My brain just won't shut off. Why couldn't my brain be this wide awake during 8am classes or finals week? Rip off.
Anywho, tonight something's been on my mind that I figured I should write out; maybe then I'll finally sleep (or I'll take my panic attack meds/melatonin and pass out, whichever comes first).
Tonight I watched/listened to a podcast from She Reads Truth-- a Christmas party, with Ellie Holcomb (ah-mazing as always) and writer/blogger Angie Smith, talking about advent. It was great, and what I got from it is worth a post of its own; but that's not what I keep thinking about.
Rachael (one of the founders of SRT) was wearing this ampersand shirt:
if you're looking for me a Christmas present, this shirt is in the SRT store. #shamelessplug
Someone during the webcast asked (on the youtube chat box) what the significance of the ampersand was. I (along with a few others) explained that it was based off Daniel 3, the story of Shadrach, Meshach, and Abednego.
It stuck with me the rest of the night, so I decided to re-read the story to refresh myself.
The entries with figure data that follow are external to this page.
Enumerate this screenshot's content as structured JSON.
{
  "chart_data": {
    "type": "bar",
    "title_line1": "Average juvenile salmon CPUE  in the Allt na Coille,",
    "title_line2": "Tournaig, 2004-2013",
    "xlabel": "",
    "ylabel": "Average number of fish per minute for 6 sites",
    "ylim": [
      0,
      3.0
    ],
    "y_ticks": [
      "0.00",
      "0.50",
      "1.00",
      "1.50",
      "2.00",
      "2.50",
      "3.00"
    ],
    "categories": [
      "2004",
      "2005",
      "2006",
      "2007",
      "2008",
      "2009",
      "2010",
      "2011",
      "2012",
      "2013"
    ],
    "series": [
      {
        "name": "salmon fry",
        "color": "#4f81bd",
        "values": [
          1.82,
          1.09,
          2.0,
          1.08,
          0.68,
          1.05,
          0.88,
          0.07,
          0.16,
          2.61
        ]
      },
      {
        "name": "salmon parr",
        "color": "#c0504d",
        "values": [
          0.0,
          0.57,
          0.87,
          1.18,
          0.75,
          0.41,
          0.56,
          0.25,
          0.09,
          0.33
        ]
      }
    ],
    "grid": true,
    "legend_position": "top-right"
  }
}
Apparently I needed it today.
17 If we are thrown into the blazing furnace, the God we serve is able to deliver us from it, and he will deliver us from Your Majesty’s hand. 18 But even if he does not, we want you to know, Your Majesty, that we will not serve your gods or worship the image of gold you have set up.” (NIV)
Even if not. If He doesn't deliver us, we still refuse to serve or worship another god.
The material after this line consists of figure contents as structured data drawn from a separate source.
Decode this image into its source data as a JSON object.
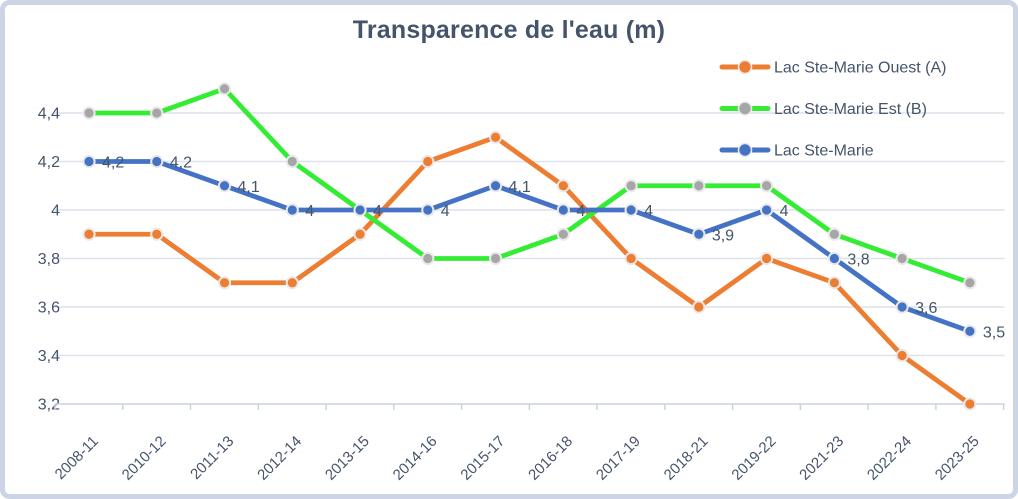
{
  "style": {
    "title_color": "#44546A",
    "text_color": "#44546A",
    "grid_color": "#DDE1EB",
    "axis_color": "#C9D1E0",
    "border_color": "#CCD4E6",
    "background": "#FFFFFF",
    "marker_outline": "#E9E9E9"
  },
  "chart_data": {
    "type": "line",
    "title": "Transparence de l'eau (m)",
    "xlabel": "",
    "ylabel": "",
    "grid": true,
    "legend_position": "top-right",
    "categories": [
      "2008-11",
      "2010-12",
      "2011-13",
      "2012-14",
      "2013-15",
      "2014-16",
      "2015-17",
      "2016-18",
      "2017-19",
      "2018-21",
      "2019-22",
      "2021-23",
      "2022-24",
      "2023-25"
    ],
    "series": [
      {
        "name": "Lac Ste-Marie Ouest (A)",
        "color": "#ED7D31",
        "marker_color": "#ED7D31",
        "values": [
          3.9,
          3.9,
          3.7,
          3.7,
          3.9,
          4.2,
          4.3,
          4.1,
          3.8,
          3.6,
          3.8,
          3.7,
          3.4,
          3.2
        ],
        "labels": null
      },
      {
        "name": "Lac Ste-Marie Est (B)",
        "color": "#35EC35",
        "marker_color": "#A6A6A6",
        "values": [
          4.4,
          4.4,
          4.5,
          4.2,
          4.0,
          3.8,
          3.8,
          3.9,
          4.1,
          4.1,
          4.1,
          3.9,
          3.8,
          3.7
        ],
        "labels": null
      },
      {
        "name": "Lac Ste-Marie",
        "color": "#4472C4",
        "marker_color": "#4472C4",
        "values": [
          4.2,
          4.2,
          4.1,
          4.0,
          4.0,
          4.0,
          4.1,
          4.0,
          4.0,
          3.9,
          4.0,
          3.8,
          3.6,
          3.5
        ],
        "labels": [
          "4,2",
          "4,2",
          "4,1",
          "4",
          "4",
          "4",
          "4,1",
          "4",
          "4",
          "3,9",
          "4",
          "3,8",
          "3,6",
          "3,5"
        ]
      }
    ],
    "y_axis": {
      "min": 3.2,
      "max": 4.4,
      "step": 0.2,
      "ticks": [
        {
          "value": 4.4,
          "label": "4,4"
        },
        {
          "value": 4.2,
          "label": "4,2"
        },
        {
          "value": 4.0,
          "label": "4"
        },
        {
          "value": 3.8,
          "label": "3,8"
        },
        {
          "value": 3.6,
          "label": "3,6"
        },
        {
          "value": 3.4,
          "label": "3,4"
        },
        {
          "value": 3.2,
          "label": "3,2"
        }
      ],
      "ylim": [
        3.2,
        4.4
      ]
    }
  }
}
Is that a tough pill to swallow for anyone else?
In the midst of their biggest trial, they remained faithful. They didn't backtrack when things got tough--they didn't change their minds and give in to the king just to save themselves. They remained true to the faith that God would rescue and redeem-- and even if he chose not to, they still had faith in their God, and refused to support any other idol. I love the message version: it wouldn't make a bit of difference if God actually followed through with their request: He was still God, and He was worth holding on to.
At Q Women in November, Annie Downs asked something that resonated with me:
Even if He doesn't answer my deepest prayers the way I want him to; if my hopes and desires for my life aren't what I planned; and even if I don't understand what He's doing or why He's doing it:
He is still God.
He is still good.
He has the plan. I'm simply carrying it out the best way I can.
Faith is scary sometimes; I don't want to put anything into God's hands I can't control (control freak probs, I know). So how on earth can I live a life where my plan and His plan might not match up? How can I live a happy, joyous life if it's not the life I have worked out for me?
That scares the hell out of me, if I'm being honest. I don't know if I could be like Meshach, Shadrach, and Abednego: I'd be running for the hills, if it saved me and my way of life. I don't know if I'd have their, "even if He doesn't save us, I still believe in Him" kind of faith. At least not everyday; there are some days I totally see myself with that kind of faith, then there are the low days where I just shake my head and scream "REALLY?" at God when things don't work out.
I want to have that "and if not" kind of faith: that "even if it isn't what I want or expect, I still choose to believe" kind of mentality. I really do. He says we only need the faith of a mustard seed, yet somedays I feel like I need faith bigger than Mt. Everest to just survive. Sigh.
The ampersand became more than a punctuation mark to me today: it became a reminder that, even if life goes haywire, He is here, and He is good.
And if not-- even if He doesn't do things the "my" way-- He is still good. So, so good.